In today’s digital world, satellite imagery provides valuable insights for tasks ranging from mapping and material identification, to environmental monitoring, to disaster preparedness and response.

Our world revolves around digital technologies. We connect with our families, friends, coworkers, and the World Wide Web in seconds using devices that fit in our pockets, in our briefcases, and on our wrists. We can explore the world and the universe—even make astounding discoveries—at any hour from personal computers, without ever leaving the comfort of our desk chairs.

Among the wide variety of digital technologies now commercially available, satellite imagery has emerged as one of the most important tools for helping organizations make critical business and mission decisions.

“The appetite for satellite imagery seems to know no bounds,” states Rob Mitrevski, vice president and general manager of Harris’ Intelligence, Surveillance, and Reconnaissance (ISR) business. "When DigitalGlobe added the WorldView-3 commercial imaging satellite into its constellation, it extended the state of-the-art in commercial imaging capabilities by launching our most advanced imaging system to date. This Harris imaging system not only provides the most advanced, highest resolution visible imaging capability ever seen commercially, but it also adds short wave infrared capability onboard. This was a strategic shift in additional capability for many government and commercial customers, and represents further evidence of the market`s increasing appetite for differentiated information and actionable intelligence."

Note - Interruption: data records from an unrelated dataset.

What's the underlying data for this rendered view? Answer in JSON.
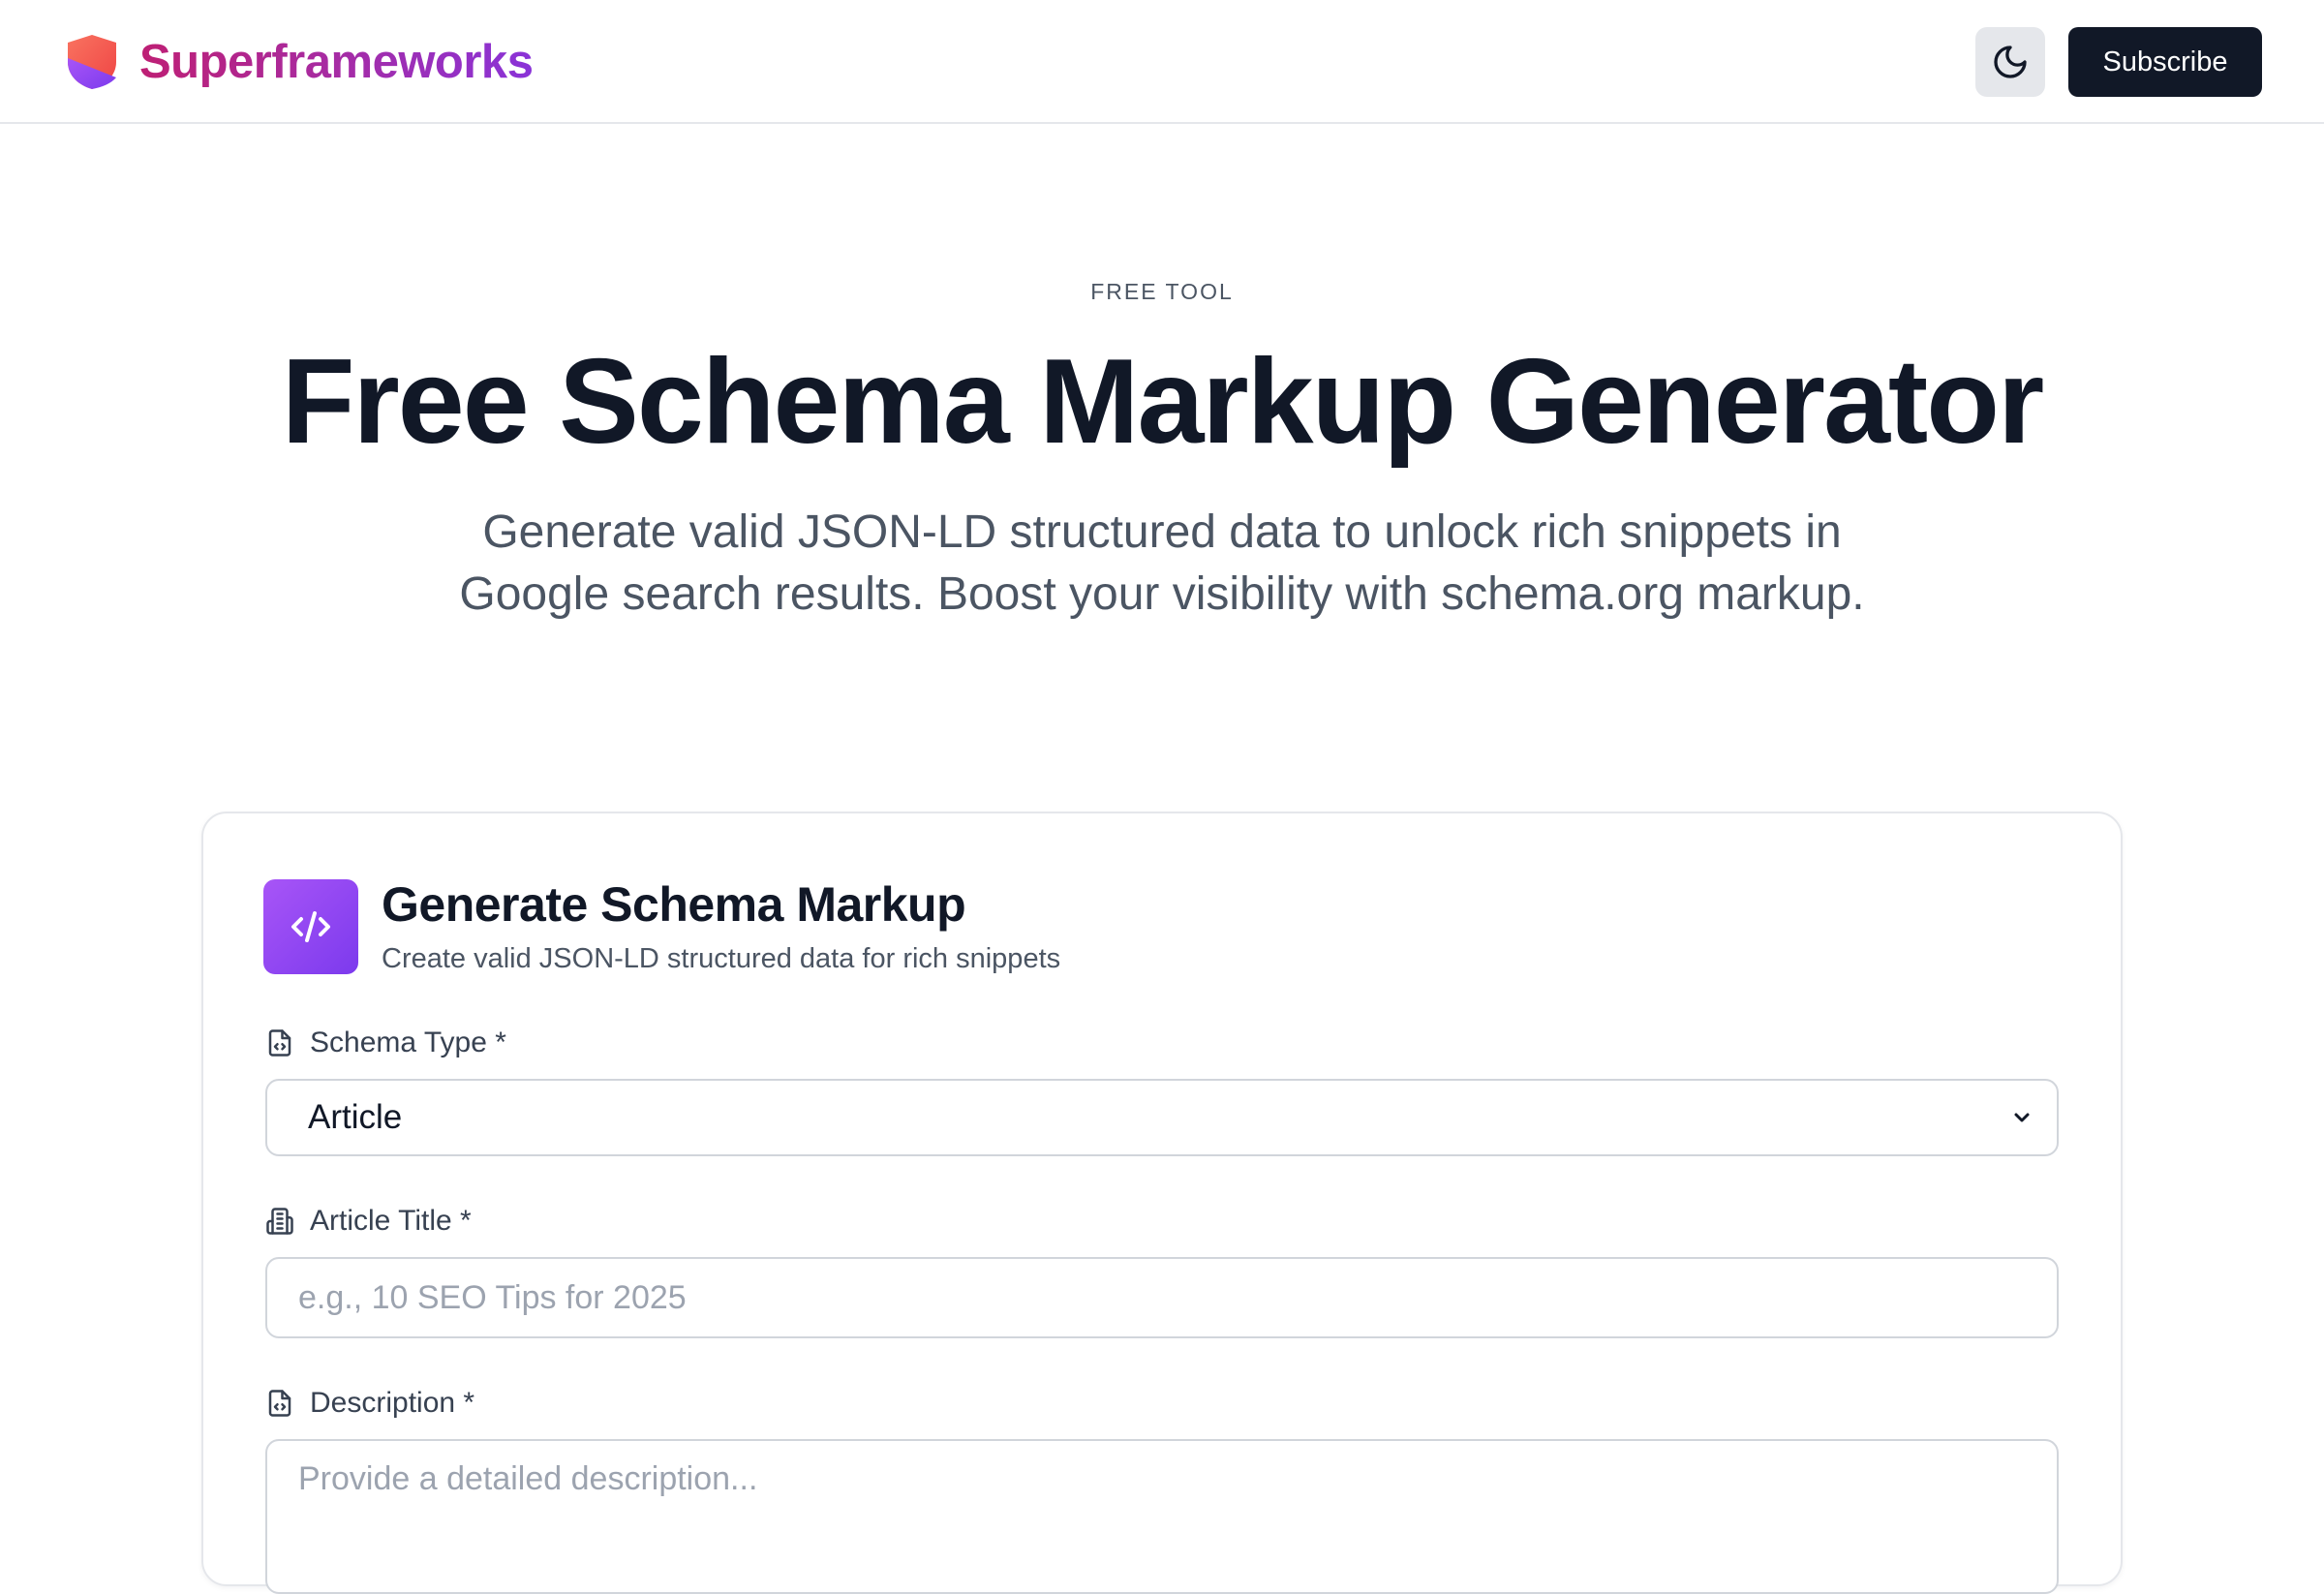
{
  "header": {
    "brand_name": "Superframeworks",
    "brand_logo_icon": "shield-icon",
    "theme_toggle_icon": "moon-icon",
    "subscribe_label": "Subscribe"
  },
  "hero": {
    "eyebrow": "FREE TOOL",
    "title": "Free Schema Markup Generator",
    "subtitle": "Generate valid JSON-LD structured data to unlock rich snippets in Google search results. Boost your visibility with schema.org markup."
  },
  "card": {
    "icon": "code-icon",
    "title": "Generate Schema Markup",
    "subtitle": "Create valid JSON-LD structured data for rich snippets",
    "fields": {
      "schema_type": {
        "label": "Schema Type *",
        "icon": "file-code-icon",
        "value": "Article"
      },
      "article_title": {
        "label": "Article Title *",
        "icon": "building-icon",
        "value": "",
        "placeholder": "e.g., 10 SEO Tips for 2025"
      },
      "description": {
        "label": "Description *",
        "icon": "file-code-icon",
        "value": "",
        "placeholder": "Provide a detailed description..."
      }
    }
  },
  "colors": {
    "brand_gradient_start": "#be1f74",
    "brand_gradient_end": "#8a33d8",
    "primary_dark": "#111827",
    "accent_purple": "#8b5cf6"
  }
}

Fast and with Accurate Satellite Data with Unprecedented Detail

Two hundred years ago, it took Lewis and Clark and their team two and a half years to travel approximately 8,000 miles in order to explore and map the United States’ newly acquired western territory. “Today, from a vantage point 617 kilometers above the earth, the WorldView-3 satellite imaging instrument could retrace their journey from the Missouri River to the Pacific Ocean in just a few days,” says Janet Nickloy, Harris vice president of Strategic Initiatives.

And that imagery has the highest resolution commercially available. It’s so good, in fact, that you can use it to effectively monitor events, detect change, and identify different objects and materials. “Not only that,” she adds, “because WorldView-3 can circle the earth and revisit that exact same spot in less than one day, customers can better track and monitor frequent changes in the area of interest. This is amazing when compared with capabilities in the not-so-distant past.”

The intelligence WorldView-3 brings to users is also enhanced by the instrument’s spectral capability. Different materials reflect light differently, and WorldView-3’s eight visible and eight shortwave infrared (SWIR) spectral bands help customers see things that aren’t visible to the human eye. This means the commercial agriculture industry can use WorldView-3 information to better discern plant types, health status, and diversity and to determine the best localized crop treatment. And first responders have the ability to see through smoke to locate hotspots and extinguish fires quickly.

Improving how people see the world since 1999

DigitalGlobe’s combination of visible and SWIR imagery continues to transform the way people are informed, allowing users to more precisely monitor, observe, and analyze the world around them and enabling informed decisions and actions for agricultural, civil, and government missions.

“Since 1999, Harris technology has played a part in all six of the satellites within the DigitalGlobe constellation. We are excited that the upcoming WorldView-4 satellite will also have our imaging technology on board,” says Nickloy. When launched, WorldView-4 will further enhance DigitalGlobe’s commercial collection capacity and revisit rates. “We can only imagine what the next decade will bring,” Nickloy says.